An In-depth Discussion of Textual Similarity: Taking a look at the toolkit
The Introduction’s Introduction
This is the third post in a series of blog posts on textual similarity. If you haven’t already read the previous posts I recommend reading them. TL:DR those posts;
- Define the target audience
- Caveat the series
- Define what textual similarity is
- Discuss how current usage of the term is too broad
- Describe characteristics of similarity that matters and provide a taxonomy to reason about them
- Give specific examples of tasks and how they map up to the taxonomy
Introduction
Even with a framework to describe how texts can be similarity, we still need to translate that into practice. Below is a list of similarity methods I’ve come across. It cannot be understated how instrumental the SimMetrics website was in this process. I’m familiar with common GOF methods and a fair number of neural methods, but there are a large number of GOF ML approaches that are not typically covered or mentioned otherwise.
Below is a framework grouping together methods based on how they work. This will make more sense later when discussing how to pick between methods. The underlying mechanism limits what each method can do.
Considerations/how to pick between methods will be covered in the next post.
Methods
This is an incomplete list of textual similarity methods. This list won’t, and can’t, cover every single method and its variants. A lot of these methods can be tweaked or otherwise combined to create something novel not described here. When there are too many variants to cover, notes will be left to guide the reader.
Broadly the methods are broken down to be similar in terms of implementation/underlying mechanism.

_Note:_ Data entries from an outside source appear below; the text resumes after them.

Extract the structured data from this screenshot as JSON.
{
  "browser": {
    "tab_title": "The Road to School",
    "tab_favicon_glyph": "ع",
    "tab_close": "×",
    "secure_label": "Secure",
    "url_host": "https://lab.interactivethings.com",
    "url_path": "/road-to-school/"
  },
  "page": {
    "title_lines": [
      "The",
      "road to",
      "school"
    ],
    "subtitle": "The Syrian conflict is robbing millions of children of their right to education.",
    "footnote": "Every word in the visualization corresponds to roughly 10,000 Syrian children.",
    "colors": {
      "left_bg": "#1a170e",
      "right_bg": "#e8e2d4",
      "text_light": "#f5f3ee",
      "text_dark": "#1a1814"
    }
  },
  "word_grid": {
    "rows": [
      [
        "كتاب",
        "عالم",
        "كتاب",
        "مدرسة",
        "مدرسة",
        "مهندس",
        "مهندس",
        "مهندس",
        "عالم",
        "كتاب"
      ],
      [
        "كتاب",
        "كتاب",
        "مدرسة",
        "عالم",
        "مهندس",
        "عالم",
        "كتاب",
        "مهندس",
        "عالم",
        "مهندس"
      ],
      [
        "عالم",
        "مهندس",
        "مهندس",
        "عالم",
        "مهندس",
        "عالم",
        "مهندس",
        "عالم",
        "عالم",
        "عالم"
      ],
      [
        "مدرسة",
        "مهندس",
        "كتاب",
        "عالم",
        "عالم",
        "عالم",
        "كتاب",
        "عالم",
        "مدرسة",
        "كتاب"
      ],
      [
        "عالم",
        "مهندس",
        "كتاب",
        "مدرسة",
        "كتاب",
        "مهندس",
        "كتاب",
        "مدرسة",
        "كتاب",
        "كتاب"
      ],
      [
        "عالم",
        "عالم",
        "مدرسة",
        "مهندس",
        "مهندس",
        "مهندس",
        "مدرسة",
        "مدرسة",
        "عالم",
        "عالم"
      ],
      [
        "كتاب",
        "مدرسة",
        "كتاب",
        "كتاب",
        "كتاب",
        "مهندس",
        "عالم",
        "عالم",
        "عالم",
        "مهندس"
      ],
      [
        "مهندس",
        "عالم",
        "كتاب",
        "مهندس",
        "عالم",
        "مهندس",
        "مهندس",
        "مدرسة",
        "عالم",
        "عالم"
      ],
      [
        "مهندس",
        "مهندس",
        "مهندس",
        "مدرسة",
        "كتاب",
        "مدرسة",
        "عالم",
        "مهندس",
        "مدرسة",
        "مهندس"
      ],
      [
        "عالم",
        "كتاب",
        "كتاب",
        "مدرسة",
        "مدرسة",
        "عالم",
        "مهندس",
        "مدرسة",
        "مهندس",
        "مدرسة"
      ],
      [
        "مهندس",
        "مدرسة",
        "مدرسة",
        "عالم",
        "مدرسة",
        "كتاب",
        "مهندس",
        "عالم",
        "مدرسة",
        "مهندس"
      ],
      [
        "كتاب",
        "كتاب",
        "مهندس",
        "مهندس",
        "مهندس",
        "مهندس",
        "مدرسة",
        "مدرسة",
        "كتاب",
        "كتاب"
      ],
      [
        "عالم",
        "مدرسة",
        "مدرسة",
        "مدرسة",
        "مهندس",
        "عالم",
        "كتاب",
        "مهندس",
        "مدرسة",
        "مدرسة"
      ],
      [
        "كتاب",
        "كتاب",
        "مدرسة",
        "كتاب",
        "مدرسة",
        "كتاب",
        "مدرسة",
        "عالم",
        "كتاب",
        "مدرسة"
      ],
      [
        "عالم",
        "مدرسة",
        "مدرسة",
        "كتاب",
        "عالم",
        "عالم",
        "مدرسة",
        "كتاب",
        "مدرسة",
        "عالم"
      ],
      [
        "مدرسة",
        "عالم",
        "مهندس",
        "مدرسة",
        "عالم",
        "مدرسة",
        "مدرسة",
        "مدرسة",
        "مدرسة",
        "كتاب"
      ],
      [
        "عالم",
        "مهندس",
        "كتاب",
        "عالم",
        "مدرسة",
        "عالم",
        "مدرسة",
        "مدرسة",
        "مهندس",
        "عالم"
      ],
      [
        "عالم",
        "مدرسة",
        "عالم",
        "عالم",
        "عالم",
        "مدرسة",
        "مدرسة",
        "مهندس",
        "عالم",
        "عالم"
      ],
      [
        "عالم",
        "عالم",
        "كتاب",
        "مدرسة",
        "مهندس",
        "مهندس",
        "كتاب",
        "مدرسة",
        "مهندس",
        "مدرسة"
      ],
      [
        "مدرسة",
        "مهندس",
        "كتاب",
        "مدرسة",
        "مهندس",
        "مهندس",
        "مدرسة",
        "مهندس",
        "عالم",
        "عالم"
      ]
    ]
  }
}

The reason is that a lot of the methods grouped together, while they may seem different, share some underlying qualities.
- String Matching
- Exact match: Straight forward, are these the same strings a=b
- Processed match: Applying some transformation (stripping excess spaces, lower case) and check equality f(a) = f(b)
- Overlap Matching: Process string and look at how much overlap exists between those processed values
- Set-overlap: 2. Jaccard Similarity: |intersection(a,b)|/|union(a,b)| 3. Overlap Coefficient: |intersection(a,b)|/min(|a|,|b|) 3. MinHash
- N-gram overlap:
- Substring matching
- Jaro distance metric
- Jaro Winkler
- Ukkonen Algorithm
- Compression Similarity: Using a lossless compression algorithm like gzip: |compress(a,b)|/min(|a|,|b|) range of this is [1,|a|+|b|]. Could be normalized by using d-1/(|a|+|b|-1) where d is the distance
- Difflib
- Dynamic programming
- Edit Distance
- Levenshtein distance Damerau-Levenshtein distance
- Needleman-Wunch distance or Sellers Algorithm
- Smith-Waterman distance
- Gotoh Distance or Smith-Waterman-Gotoh distance
- Monge Elkan distance
- Dynamic Time Warping
- Edit Distance
- Embedding Space Based (WIP, will add discussion on embeddings)
- L1
- L2
- Cosine Similarity
- BERT-Score
- Learned methods (WIP)
- Embeddings
- Similarity Classification
- Heuristic Methods (custom problem specific approaches)
Closing Comments
Some final remarks; a fair number of methods to work with strings were omitted since they
- Require a corpus (bloom filters, statistical methods (KL Divergence))
- Don’t make sense in the context of comparing two strings (GREP)
While these may make sense and can be used to compare strings, they didn’t fit into how the subject has been framed so far.
Another remark is that input granularity can often be varied. For example edit distance is often discussed at the char-level. There is nothing stopping you from doing it at the word level instead, in fact that might make more sense for most applications. If deduplicating it is unlikely the same word will be misspelled in one document, but correctly in another. Reducing the number of tokens will increase the speed.
Beyond changing input granularity, methods can also be combined. If misspelled words is a concern, you could use something like Jaccard similarity at the char level to account for any misspelt words. Nothing is stopping you from mixing and matching techniques, it’s just rarely discussed and becomes much more problem specific. To see if a specific combination is necessary you would need metrics.